D’accordo, Art City è finito da qualche giorno. Ma a noi di Cinefilia Ritrovata è rimasto in mente un bel programma, di quelli che ha curato Rinaldo Censi, “Esporre musei”. Un palinsesto molto suggestivo: un segmento tratto da Looney Tunes: Back in Action di Joe Dante (2003), seguito da Une visite au Louvre di Jean-Marie Straub e Danièle Huillet (2004) e The Old Place di Jean-Luc Godard e Anne-Marie Miéville (1998).
Le tre pellicole sono più collegate di quanto non si creda. Non sono soltanto, semplicemente, tre esempi di esposizione del museo in ambito cinematografico. La loro selezione crea un percorso preciso in quanto rappresentano tre varianti d’immersione nell’arte.

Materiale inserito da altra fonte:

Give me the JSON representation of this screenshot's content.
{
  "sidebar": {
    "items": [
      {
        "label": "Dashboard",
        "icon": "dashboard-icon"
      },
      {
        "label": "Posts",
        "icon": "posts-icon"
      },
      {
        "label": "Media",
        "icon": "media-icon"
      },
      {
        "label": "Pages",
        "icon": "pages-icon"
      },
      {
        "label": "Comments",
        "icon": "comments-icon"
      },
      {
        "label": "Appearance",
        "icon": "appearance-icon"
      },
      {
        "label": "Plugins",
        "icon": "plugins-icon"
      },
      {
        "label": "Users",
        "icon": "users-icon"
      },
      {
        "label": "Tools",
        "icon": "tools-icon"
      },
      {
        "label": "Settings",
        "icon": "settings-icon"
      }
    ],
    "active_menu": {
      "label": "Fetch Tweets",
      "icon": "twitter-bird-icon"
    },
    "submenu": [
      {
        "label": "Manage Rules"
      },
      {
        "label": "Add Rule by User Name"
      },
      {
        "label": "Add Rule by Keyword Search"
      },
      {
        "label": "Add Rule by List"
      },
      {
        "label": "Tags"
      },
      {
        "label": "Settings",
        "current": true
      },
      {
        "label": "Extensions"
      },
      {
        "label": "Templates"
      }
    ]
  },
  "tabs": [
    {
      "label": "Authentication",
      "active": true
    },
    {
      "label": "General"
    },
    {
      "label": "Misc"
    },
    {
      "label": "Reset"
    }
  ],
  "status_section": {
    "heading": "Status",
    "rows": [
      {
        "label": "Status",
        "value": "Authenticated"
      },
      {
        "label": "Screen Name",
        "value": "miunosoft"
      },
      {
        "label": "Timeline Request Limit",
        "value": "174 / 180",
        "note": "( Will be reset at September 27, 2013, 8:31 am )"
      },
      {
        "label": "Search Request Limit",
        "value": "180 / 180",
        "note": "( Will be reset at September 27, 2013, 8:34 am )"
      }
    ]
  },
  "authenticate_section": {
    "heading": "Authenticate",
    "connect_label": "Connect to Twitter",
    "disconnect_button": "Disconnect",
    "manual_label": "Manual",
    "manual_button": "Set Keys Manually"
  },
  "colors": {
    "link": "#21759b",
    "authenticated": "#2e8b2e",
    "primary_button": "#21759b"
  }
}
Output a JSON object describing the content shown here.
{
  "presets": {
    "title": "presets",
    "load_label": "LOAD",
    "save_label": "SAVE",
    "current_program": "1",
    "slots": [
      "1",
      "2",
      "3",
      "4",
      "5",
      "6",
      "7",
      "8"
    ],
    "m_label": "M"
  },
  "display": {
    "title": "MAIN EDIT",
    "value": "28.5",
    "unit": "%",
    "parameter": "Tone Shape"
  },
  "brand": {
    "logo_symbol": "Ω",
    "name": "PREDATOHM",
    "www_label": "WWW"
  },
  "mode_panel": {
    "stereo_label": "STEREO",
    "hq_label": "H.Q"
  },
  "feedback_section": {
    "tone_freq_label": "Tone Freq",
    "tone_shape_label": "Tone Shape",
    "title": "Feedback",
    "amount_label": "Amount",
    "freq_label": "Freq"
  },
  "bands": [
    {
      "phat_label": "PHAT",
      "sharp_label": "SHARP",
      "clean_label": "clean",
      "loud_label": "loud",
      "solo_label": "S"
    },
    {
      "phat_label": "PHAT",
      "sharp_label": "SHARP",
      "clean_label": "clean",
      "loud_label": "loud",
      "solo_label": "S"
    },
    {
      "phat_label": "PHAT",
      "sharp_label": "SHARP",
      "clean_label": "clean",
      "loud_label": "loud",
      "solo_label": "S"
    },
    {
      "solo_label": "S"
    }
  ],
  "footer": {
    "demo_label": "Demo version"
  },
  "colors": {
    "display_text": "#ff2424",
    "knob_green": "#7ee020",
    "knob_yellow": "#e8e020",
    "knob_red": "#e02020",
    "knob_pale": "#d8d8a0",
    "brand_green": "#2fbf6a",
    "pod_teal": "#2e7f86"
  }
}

Nel primo (Looney Tunes: Back in Action) i Looney Tunes entrano fisicamente nei quadri del Louvre e con follia anarcoide li scherniscono e ne compiono la destrutturazione. È in questi piccoli e apparentemente innocui gesti in realtà intelligentemente sovversivi che emerge con maggiore evidenza la furia pop iconoclastica dei personaggi di Chuck Jones (elemento che da sempre li ha messi in netta contrapposizione con la banda di Topolino di Walt Disney). Bugs Bunny, Daffy Duck e Taddeo entrano ed escono dai quadri facendosi contaminare nella forma ma corrompendo gli stessi nel contenuto portando ad esempio L’urlo a gridare non tanto per rappresentare l’angoscia di Edward Munch quanto per la sorpresa di vedere un coniglio e un’anatra parlanti.
Nel secondo (Une visite au Louvre) è lo spettatore ad entrare nei quadri attraverso le riprese fisse tra le sale del Louvre e la voce fuori campo di Paul Cézanne (interpretato da Julie Koltaï). Quest’ultima ci parla dei quadri, ce li racconta, descrive e spiega con trasporto e passione. Grazie ad essa entriamo in contatto con la realtà del quadro. Siamo noi Bugs Bunny e Daffy Duck questa volta ma invece di sovvertire il linguaggio dell’opera con irriverenza fanciullesca ne rimaniamo estasiati e contempliamo in silenzio la sua magnificenza. Impossibile non restare di stucco ad esempio con le dettagliate riflessioni durante Le nozze di Cana di Paolo Caliari detto il Veronese.
Nel terzo (The Old Place), infine, due voci, Godard e Miéville, ci accompagnano attraverso svariati stralci di storia umana cercando di spiegare l’umanità attraverso l’arte. Il documentario incorpora una grande quantità di immagini (famose fotografie , segmenti di pellicole di vari periodi storici e filmati originali girati ex novo) e contiene una fiumana di citazioni testuali (Simone de Beauvoir, Thomas Mann, Henri Bergson, Jorge Luis Borges). Ma le voci fuori campo non parlano di ciò che vediamo, non spiegano quello che passa davanti ai nostri occhi come nel secondo film. Qui è il contrario. Le parole dicono una cosa e l’arte tenta una spiegazione. È l’ennesimo tentativo di Godard di dare risposte alle nostre domande attraverso la citazione, una delle possibili soluzioni alla totale passività del fruitore: dinnanzi all’enorme flusso continuo di dati l’artista sceglie qualcosa e crea un collegamento testuale nella sua opera in modo che il pubblico capisca l’importanza che ha per lui quella determinata cosa. Altrimenti avremmo quello che Nietzsche chiamava “approccio scientifico alla storia”, ovvero la storia è solo un grande contenitore di nozioni da imparare a memoria senza possibilità di comunicazione con esse.
Le tre varianti d’immersione nell’arte sono pertanto la penetrazione del quadro (Looney Tunes: Back in Action), la spiegazione del quadro (Une visite au Louvre) e la spiegazione del mondo attraverso il quadro (The Old Place).